Low inventory stemming from production cuts brought on by the semiconductor chip shortage has sent average new vehicle prices soaring to record highs in recent months, with both Ford and Lincoln enjoying tremendous increases in average transaction prices. And yet, shoppers continue to buy them, despite a lack of incentives and selection. Thus, it shouldn’t come as a huge surprise that new vehicle affordability also reached a record low in the month of July, according to new research from Cox Automotive.
That makes two months in a row where new vehicle affordability has hit record lows, as the number of median weeks of income needed to purchase the average new vehicle in June came in at 37.2 weeks, only to be topped by July at a slightly higher 37.4 weeks. As it turns out, things could have been much worse, as these numbers were actually “helped” by low interest rates, and estimated median incomes have been increasing as of late as well.

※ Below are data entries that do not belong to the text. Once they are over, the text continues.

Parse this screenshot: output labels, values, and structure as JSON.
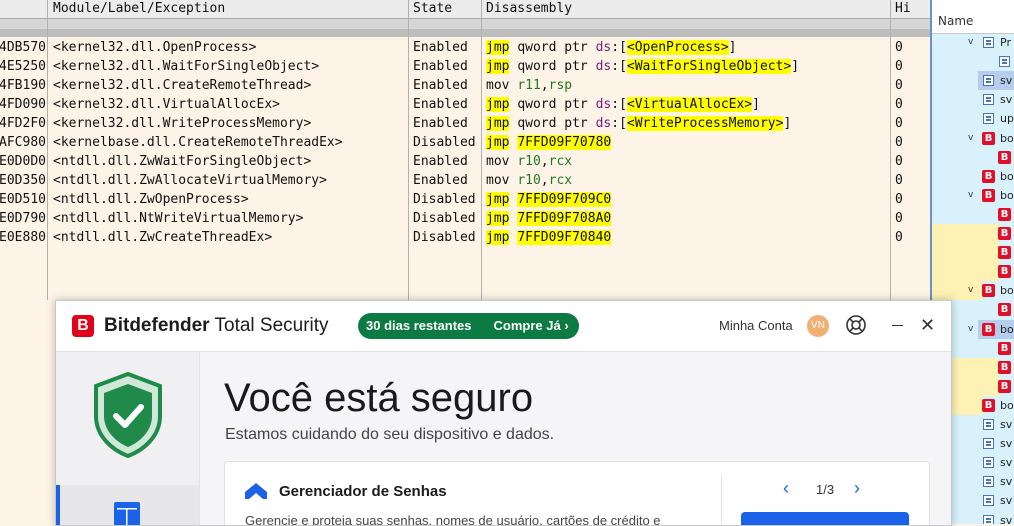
{
  "debugger": {
    "columns": {
      "label": "Module/Label/Exception",
      "state": "State",
      "disasm": "Disassembly",
      "hits": "Hi"
    },
    "rows": [
      {
        "addr": "4DB570",
        "label": "<kernel32.dll.OpenProcess>",
        "state": "Enabled",
        "op": "jmp",
        "rest_a": "qword ptr ",
        "seg": "ds",
        "rest_b": ":[",
        "target": "<OpenProcess>",
        "tail": "]",
        "hit": "0",
        "style": "ptr"
      },
      {
        "addr": "4E5250",
        "label": "<kernel32.dll.WaitForSingleObject>",
        "state": "Enabled",
        "op": "jmp",
        "rest_a": "qword ptr ",
        "seg": "ds",
        "rest_b": ":[",
        "target": "<WaitForSingleObject>",
        "tail": "]",
        "hit": "0",
        "style": "ptr"
      },
      {
        "addr": "4FB190",
        "label": "<kernel32.dll.CreateRemoteThread>",
        "state": "Enabled",
        "op": "mov",
        "r1": "r11",
        "comma": ",",
        "r2": "rsp",
        "hit": "0",
        "style": "mov"
      },
      {
        "addr": "4FD090",
        "label": "<kernel32.dll.VirtualAllocEx>",
        "state": "Enabled",
        "op": "jmp",
        "rest_a": "qword ptr ",
        "seg": "ds",
        "rest_b": ":[",
        "target": "<VirtualAllocEx>",
        "tail": "]",
        "hit": "0",
        "style": "ptr"
      },
      {
        "addr": "4FD2F0",
        "label": "<kernel32.dll.WriteProcessMemory>",
        "state": "Enabled",
        "op": "jmp",
        "rest_a": "qword ptr ",
        "seg": "ds",
        "rest_b": ":[",
        "target": "<WriteProcessMemory>",
        "tail": "]",
        "hit": "0",
        "style": "ptr"
      },
      {
        "addr": "AFC980",
        "label": "<kernelbase.dll.CreateRemoteThreadEx>",
        "state": "Disabled",
        "op": "jmp",
        "target": "7FFD09F70780",
        "hit": "0",
        "style": "addr"
      },
      {
        "addr": "E0D0D0",
        "label": "<ntdll.dll.ZwWaitForSingleObject>",
        "state": "Enabled",
        "op": "mov",
        "r1": "r10",
        "comma": ",",
        "r2": "rcx",
        "hit": "0",
        "style": "mov"
      },
      {
        "addr": "E0D350",
        "label": "<ntdll.dll.ZwAllocateVirtualMemory>",
        "state": "Enabled",
        "op": "mov",
        "r1": "r10",
        "comma": ",",
        "r2": "rcx",
        "hit": "0",
        "style": "mov"
      },
      {
        "addr": "E0D510",
        "label": "<ntdll.dll.ZwOpenProcess>",
        "state": "Disabled",
        "op": "jmp",
        "target": "7FFD09F709C0",
        "hit": "0",
        "style": "addr"
      },
      {
        "addr": "E0D790",
        "label": "<ntdll.dll.NtWriteVirtualMemory>",
        "state": "Disabled",
        "op": "jmp",
        "target": "7FFD09F708A0",
        "hit": "0",
        "style": "addr"
      },
      {
        "addr": "E0E880",
        "label": "<ntdll.dll.ZwCreateThreadEx>",
        "state": "Disabled",
        "op": "jmp",
        "target": "7FFD09F70840",
        "hit": "0",
        "style": "addr"
      }
    ]
  },
  "right_pane": {
    "header": "Name",
    "items": [
      {
        "kind": "folder",
        "text": "Pr",
        "chev": "v"
      },
      {
        "kind": "folder",
        "text": "",
        "chev": ""
      },
      {
        "kind": "folder",
        "text": "sv",
        "chev": ""
      },
      {
        "kind": "folder",
        "text": "sv",
        "chev": ""
      },
      {
        "kind": "folder",
        "text": "up",
        "chev": ""
      },
      {
        "kind": "b",
        "text": "bo",
        "chev": "v"
      },
      {
        "kind": "b",
        "text": "",
        "chev": ""
      },
      {
        "kind": "b",
        "text": "bo",
        "chev": ""
      },
      {
        "kind": "b",
        "text": "bo",
        "chev": "v"
      },
      {
        "kind": "b",
        "text": "",
        "chev": ""
      },
      {
        "kind": "b",
        "text": "",
        "chev": ""
      },
      {
        "kind": "b",
        "text": "",
        "chev": ""
      },
      {
        "kind": "b",
        "text": "",
        "chev": ""
      },
      {
        "kind": "b",
        "text": "bo",
        "chev": "v"
      },
      {
        "kind": "b",
        "text": "",
        "chev": ""
      },
      {
        "kind": "b",
        "text": "bo",
        "chev": "v"
      },
      {
        "kind": "b",
        "text": "",
        "chev": ""
      },
      {
        "kind": "b",
        "text": "",
        "chev": ""
      },
      {
        "kind": "b",
        "text": "",
        "chev": ""
      },
      {
        "kind": "b",
        "text": "bo",
        "chev": ""
      },
      {
        "kind": "folder",
        "text": "sv",
        "chev": ""
      },
      {
        "kind": "folder",
        "text": "sv",
        "chev": ""
      },
      {
        "kind": "folder",
        "text": "sv",
        "chev": ""
      },
      {
        "kind": "folder",
        "text": "sv",
        "chev": ""
      },
      {
        "kind": "folder",
        "text": "sv",
        "chev": ""
      },
      {
        "kind": "folder",
        "text": "sv",
        "chev": ""
      }
    ],
    "colors": {
      "selected": "#b6cdee",
      "highlight": "#fdf1b3",
      "background": "#d8f1fb"
    }
  },
  "bitdefender": {
    "logo_letter": "B",
    "brand_bold": "Bitdefender",
    "brand_rest": " Total Security",
    "trial_text": "30 dias restantes",
    "buy_text": "Compre Já ›",
    "account_label": "Minha Conta",
    "avatar_initials": "VN",
    "help_icon": "lifebuoy-icon",
    "close_glyph": "✕",
    "headline": "Você está seguro",
    "subheadline": "Estamos cuidando do seu dispositivo e dados.",
    "card": {
      "title": "Gerenciador de Senhas",
      "description": "Gerencie e proteja suas senhas, nomes de usuário, cartões de crédito e",
      "pager": "1/3",
      "prev": "‹",
      "next": "›"
    },
    "colors": {
      "brand_red": "#e2001a",
      "green": "#0c7a43",
      "blue": "#1a62e8",
      "shield_green": "#1f8a4a"
    }
  }
}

Otherwise, conditions are favorable for new vehicle affordability to continue its rapid descent. Average transaction prices continue to grow, while incentives continue to decline. Regardless, in spite of declining average financing rates, monthly payments reached a record high in July as well. While affordability has varied greatly over the last decade or so, the last several months have seen a sharp increase in just how much money it takes to bring home a new vehicle.
Conditions don’t figure to improve greatly until the chip shortage is over, which may not happen until June of 2022, according to Ford executives. Meanwhile, some expect the crisis to endure for several years. Regardless, Ford’s decision to move toward a more built-to-order model rather than filling its dealer lots will undoubtedly have an impact on affordability in the future as well.